Here's a final parallel with Poland. Just as everyone felt a stake in the Solidarity movement because of the global dimensions of the Cold War, so too the nature of a globalized economy means everyone is involved in the fate of the Amazon, whether they presently realize it or not. To take just one example, soy cultivation has recently replaced cattle and logging as the largest single factor in deforestation in the Amazon, as thousands of acres are being cleared for use by large multinational agri-business firms. The biggest player is the U.S.-based Cargill Corporation, which has built its own port in the Brazilian city of Santarém, where workers load soy from the fields of the Amazon onto freighters bound for Europe. Cargill's major client in Europe is Kentucky Fried Chicken, which uses soy for batter and other products. As Alex Shoumatoff has noted in Vanity Fair, anyone who dines on a bucket of chicken in Liverpool or Brussels is, therefore, "eating the Amazon."


To be sure, there are multiple points at which an effort to bring global Catholic resources to bear could come unglued. For one thing, Western Catholic leaders could continue their preoccupation with the struggle against the "dictatorship of relativism" in Europe, consigning the Amazon to a permanent spot on the global Catholic backburner.
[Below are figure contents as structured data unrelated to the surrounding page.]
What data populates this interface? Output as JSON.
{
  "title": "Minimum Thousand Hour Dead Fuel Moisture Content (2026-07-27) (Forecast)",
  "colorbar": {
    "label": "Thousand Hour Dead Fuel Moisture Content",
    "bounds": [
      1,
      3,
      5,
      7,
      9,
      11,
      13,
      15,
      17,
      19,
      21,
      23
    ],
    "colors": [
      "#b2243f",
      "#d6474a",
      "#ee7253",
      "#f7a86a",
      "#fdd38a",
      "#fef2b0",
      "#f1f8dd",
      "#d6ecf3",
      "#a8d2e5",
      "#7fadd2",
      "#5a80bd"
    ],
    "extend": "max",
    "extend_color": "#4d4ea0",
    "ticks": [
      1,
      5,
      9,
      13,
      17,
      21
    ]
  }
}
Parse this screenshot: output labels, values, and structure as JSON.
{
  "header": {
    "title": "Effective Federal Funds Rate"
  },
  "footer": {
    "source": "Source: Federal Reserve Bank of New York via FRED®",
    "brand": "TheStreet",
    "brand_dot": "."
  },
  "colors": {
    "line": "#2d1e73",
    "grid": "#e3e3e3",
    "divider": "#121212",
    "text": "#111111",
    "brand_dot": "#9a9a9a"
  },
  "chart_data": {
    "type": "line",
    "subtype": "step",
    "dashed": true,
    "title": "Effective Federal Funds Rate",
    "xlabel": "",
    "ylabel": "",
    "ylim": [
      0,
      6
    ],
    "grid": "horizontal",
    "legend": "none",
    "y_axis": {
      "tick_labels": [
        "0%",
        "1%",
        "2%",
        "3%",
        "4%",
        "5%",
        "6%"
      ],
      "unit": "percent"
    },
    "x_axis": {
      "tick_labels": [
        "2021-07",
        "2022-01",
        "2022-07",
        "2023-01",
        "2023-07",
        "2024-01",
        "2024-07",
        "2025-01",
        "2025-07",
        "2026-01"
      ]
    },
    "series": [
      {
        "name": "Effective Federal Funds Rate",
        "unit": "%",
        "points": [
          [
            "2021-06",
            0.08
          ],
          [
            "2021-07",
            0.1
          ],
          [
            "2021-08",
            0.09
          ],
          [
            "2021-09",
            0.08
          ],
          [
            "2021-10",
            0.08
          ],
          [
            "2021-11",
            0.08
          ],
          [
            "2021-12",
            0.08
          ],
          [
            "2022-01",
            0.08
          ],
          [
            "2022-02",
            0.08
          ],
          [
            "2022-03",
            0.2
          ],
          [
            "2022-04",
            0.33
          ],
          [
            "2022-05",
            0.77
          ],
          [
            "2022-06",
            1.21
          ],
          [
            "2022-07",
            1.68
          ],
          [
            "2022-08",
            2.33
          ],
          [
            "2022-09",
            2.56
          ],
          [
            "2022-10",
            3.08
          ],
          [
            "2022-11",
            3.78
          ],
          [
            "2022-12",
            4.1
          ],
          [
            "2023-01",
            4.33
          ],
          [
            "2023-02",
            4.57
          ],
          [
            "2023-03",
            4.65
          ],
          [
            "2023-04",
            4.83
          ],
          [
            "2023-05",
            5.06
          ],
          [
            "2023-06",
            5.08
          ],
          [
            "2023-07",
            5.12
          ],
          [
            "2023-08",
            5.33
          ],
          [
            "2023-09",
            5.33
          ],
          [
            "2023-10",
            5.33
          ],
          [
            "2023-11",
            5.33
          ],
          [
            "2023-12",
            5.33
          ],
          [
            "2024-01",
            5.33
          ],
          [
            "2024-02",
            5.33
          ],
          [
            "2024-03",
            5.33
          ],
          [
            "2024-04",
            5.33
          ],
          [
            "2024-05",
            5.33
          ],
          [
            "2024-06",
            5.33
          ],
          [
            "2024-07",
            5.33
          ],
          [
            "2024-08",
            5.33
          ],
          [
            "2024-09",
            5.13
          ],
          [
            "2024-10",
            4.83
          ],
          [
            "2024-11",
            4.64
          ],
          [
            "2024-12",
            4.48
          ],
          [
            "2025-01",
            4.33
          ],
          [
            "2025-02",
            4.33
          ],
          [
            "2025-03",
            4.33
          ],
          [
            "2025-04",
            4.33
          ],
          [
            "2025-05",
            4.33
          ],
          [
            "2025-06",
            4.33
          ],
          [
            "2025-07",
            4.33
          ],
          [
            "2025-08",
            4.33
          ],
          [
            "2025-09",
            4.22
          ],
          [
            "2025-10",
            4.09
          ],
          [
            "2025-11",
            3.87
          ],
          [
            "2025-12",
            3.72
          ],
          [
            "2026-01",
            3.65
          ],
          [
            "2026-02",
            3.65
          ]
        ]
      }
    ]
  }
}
Or, Brazilian Catholic thinkers might pursue their current fascination with "Indian theology," essentially a repackaged form of liberation theology, this time with indigenous persons as the oppressed class in a Marxist analysis rather than simply "the poor." If so, it would likely mean that much of the energy of Brazilian Catholicism would be consumed in internal doctrinal struggles, and fighting off unwanted attention from Rome.


In any event, given the pace of deforestation, the time window for a concerted Catholic effort is closing fast. Were it to somehow succeed, however, it could have a powerful effect on the church everywhere.


That, of course, is one final difference with the Solidarity movement. Once the Communists had been toppled in Eastern Europe, the board was pretty much clear. There were no Soviets to fight in Manila, or Buenos Aires, or New York. When it comes to ecology, however, the world is looking at an interlocking set of planetary challenges which is, in the literal sense of the term, deeply "catholic."